The intellectual property management framework that I recommend,  Visible Intellectual Property Management, will generally follow those same principles.

  1. Learn the Facts
  2. Identify the Issues
  3. Invent Potential Solutions
  4. Select and Deploy the Best Solutions

The framework takes some inspiration from discussions I’ve had with a good friend, Jim Bradley, an inventor, problem solver, thinker, and multiple patent contributor who is retired from Navistar.  Over the past couple of years we have met for lunch periodically to talk about our common interest in innovation.  It was through those discussions that I discovered that innovation is just one subset of a larger system – intellectual property management.

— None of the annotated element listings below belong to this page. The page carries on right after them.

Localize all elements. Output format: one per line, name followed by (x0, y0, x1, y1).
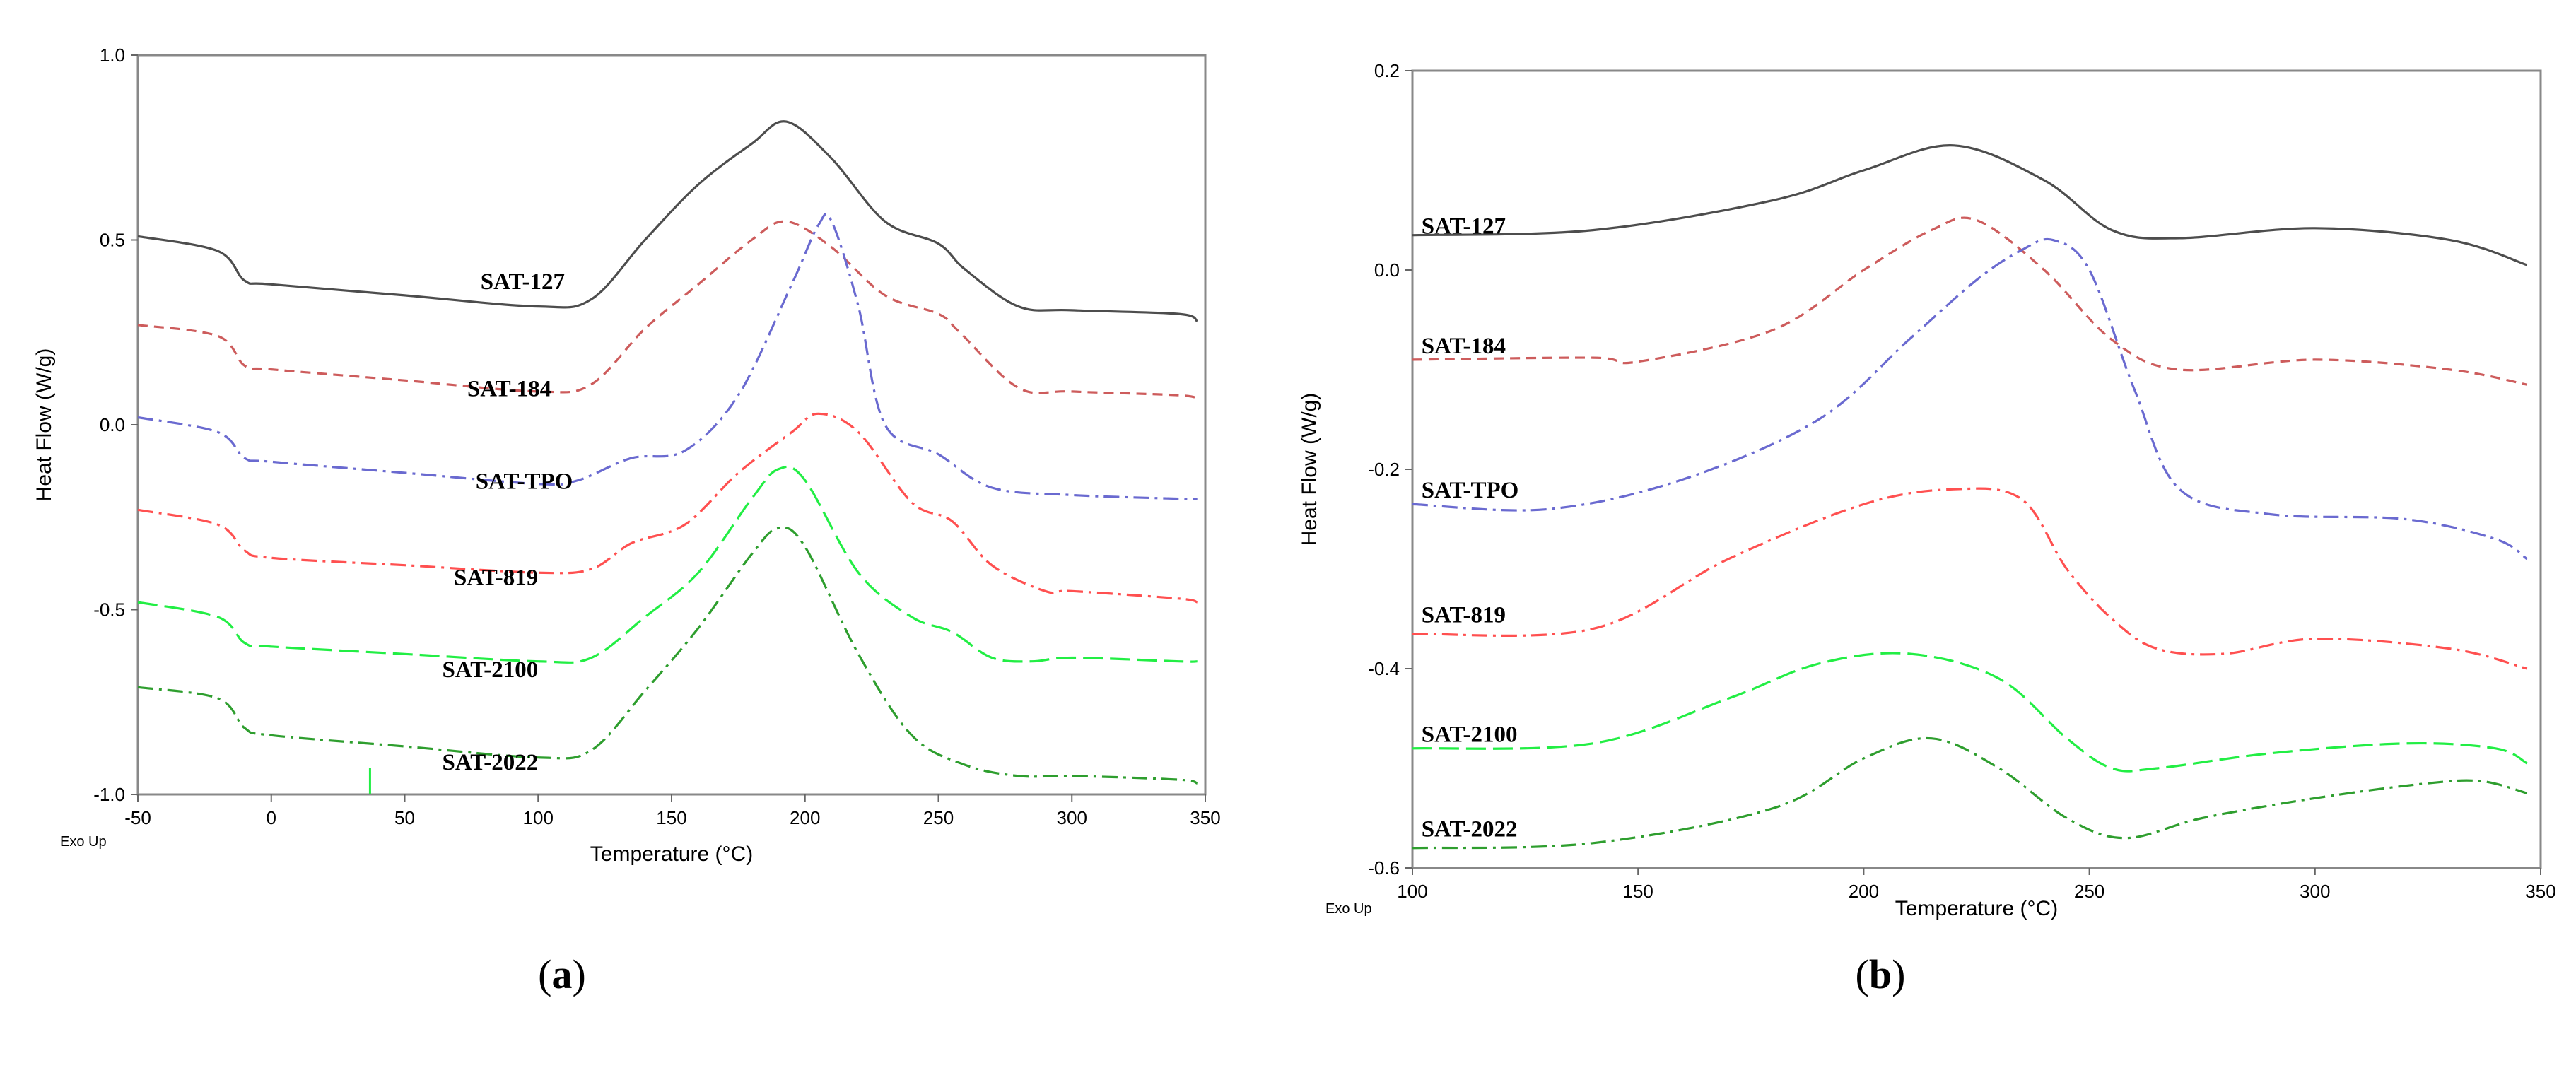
chart-a-x-axis-label: Temperature (°C) (590, 843, 753, 866)
chart-b-series-group (1412, 144, 2528, 850)
series-label-sat-184: SAT-184 (467, 377, 551, 402)
series-label-sat-2022: SAT-2022 (1422, 817, 1518, 843)
chart-b-x-axis-label: Temperature (°C) (1895, 897, 2058, 920)
y-tick-label: 0.0 (1374, 259, 1400, 281)
series-label-sat-184: SAT-184 (1422, 334, 1506, 359)
x-tick-label: 100 (1397, 881, 1427, 902)
series-label-sat-tpo: SAT-TPO (1422, 478, 1519, 503)
x-tick-label: 300 (1057, 807, 1087, 828)
series-line-sat-2100 (1412, 652, 2528, 773)
chart-a-y-axis-label: Heat Flow (W/g) (33, 348, 56, 502)
series-label-sat-819: SAT-819 (1422, 602, 1506, 628)
chart-a-series-labels: SAT-127 SAT-184 SAT-TPO SAT-819 SAT-2100 SAT-… (443, 269, 573, 775)
y-tick-label: -0.2 (1368, 459, 1400, 480)
series-label-sat-127: SAT-127 (481, 269, 565, 295)
x-tick-label: 50 (394, 807, 415, 828)
series-line-sat-819 (137, 412, 1198, 604)
x-tick-label: -50 (124, 807, 151, 828)
x-tick-label: 100 (523, 807, 554, 828)
y-tick-label: -0.5 (93, 599, 125, 621)
series-line-sat-tpo (1412, 237, 2528, 560)
y-tick-label: 1.0 (100, 45, 125, 66)
chart-b-exo-up-note: Exo Up (1325, 901, 1372, 917)
chart-panel-a: -50 0 50 100 150 200 250 300 350 1.0 0.5 0.0 -0.5 -1.… (33, 45, 1221, 997)
y-tick-label: 0.5 (100, 230, 125, 251)
series-label-sat-127: SAT-127 (1422, 214, 1506, 240)
chart-a-axis-ticks: -50 0 50 100 150 200 250 300 350 1.0 0.5 0.0 -0.5 -1.… (93, 45, 1221, 828)
series-label-sat-2100: SAT-2100 (1422, 722, 1518, 748)
y-tick-label: -1.0 (93, 784, 125, 805)
chart-b-plot-frame (1411, 69, 2542, 869)
x-tick-label: 300 (2300, 881, 2330, 902)
y-tick-label: -0.4 (1368, 658, 1400, 679)
y-tick-label: 0.2 (1374, 60, 1400, 81)
x-tick-label: 150 (1623, 881, 1653, 902)
x-tick-label: 200 (790, 807, 820, 828)
x-tick-label: 150 (656, 807, 686, 828)
chart-panel-b: 100 150 200 250 300 350 0.2 0.0 -0.2 -0.4 -0.6 SAT… (1298, 60, 2556, 997)
chart-a-plot-frame (136, 54, 1207, 796)
y-tick-label: -0.6 (1368, 857, 1400, 879)
series-label-sat-2022: SAT-2022 (443, 750, 539, 775)
panel-a-caption-letter: a (552, 951, 573, 997)
series-line-sat-127 (1412, 144, 2528, 266)
panel-b-caption-letter: b (1869, 951, 1892, 997)
panel-b-caption: (b) (1856, 951, 1906, 997)
series-line-sat-2100 (137, 465, 1198, 664)
chart-a-exo-up-note: Exo Up (60, 834, 107, 850)
series-label-sat-819: SAT-819 (454, 565, 538, 590)
x-tick-label: 250 (2074, 881, 2104, 902)
series-line-sat-tpo (137, 213, 1198, 500)
chart-b-y-axis-label: Heat Flow (W/g) (1298, 393, 1321, 546)
y-tick-label: 0.0 (100, 414, 125, 435)
chart-b-axis-ticks: 100 150 200 250 300 350 0.2 0.0 -0.2 -0.4 -0.6 (1368, 60, 2556, 902)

The framework also owes a big debt of inspiration to Ron Sears of the Design Consortium.  I worked together with Ron for a few years and, like an apprentice, learned his Product Value Matrix (PVM)sm product development and innovation methodology.  Ron lives and breathes value creation, and his PVM process is the best process I know for producing innovation on demand.  Although I cannot borrow wholesale sections of PVM – a proprietary process – and present them to you,  I will sometimes direct you to the website pvmspec.com, where you can read about PVM in detail.  By the way, “Product Value Matrix” and “PVM” are service marks of the Design Consortium.

Many intellectual property management systems start at the point where a patent disclosure is made.  I now think that the point of invention is far too late to start managing your intellectual property.  It is at least as important, if not more important, to first understand the value system of your products, services, and processes before you start to invent.

Many companies would claim that the front end of understanding the value system is the responsibility and domain of a marketing department, while the back end of pursuing patent applications is an entirely separate process that is the responsibility of an intellectual property or legal department.  As you read my subsequent posts, you will see that I believe they are both part of the same process, and should not be treated separately.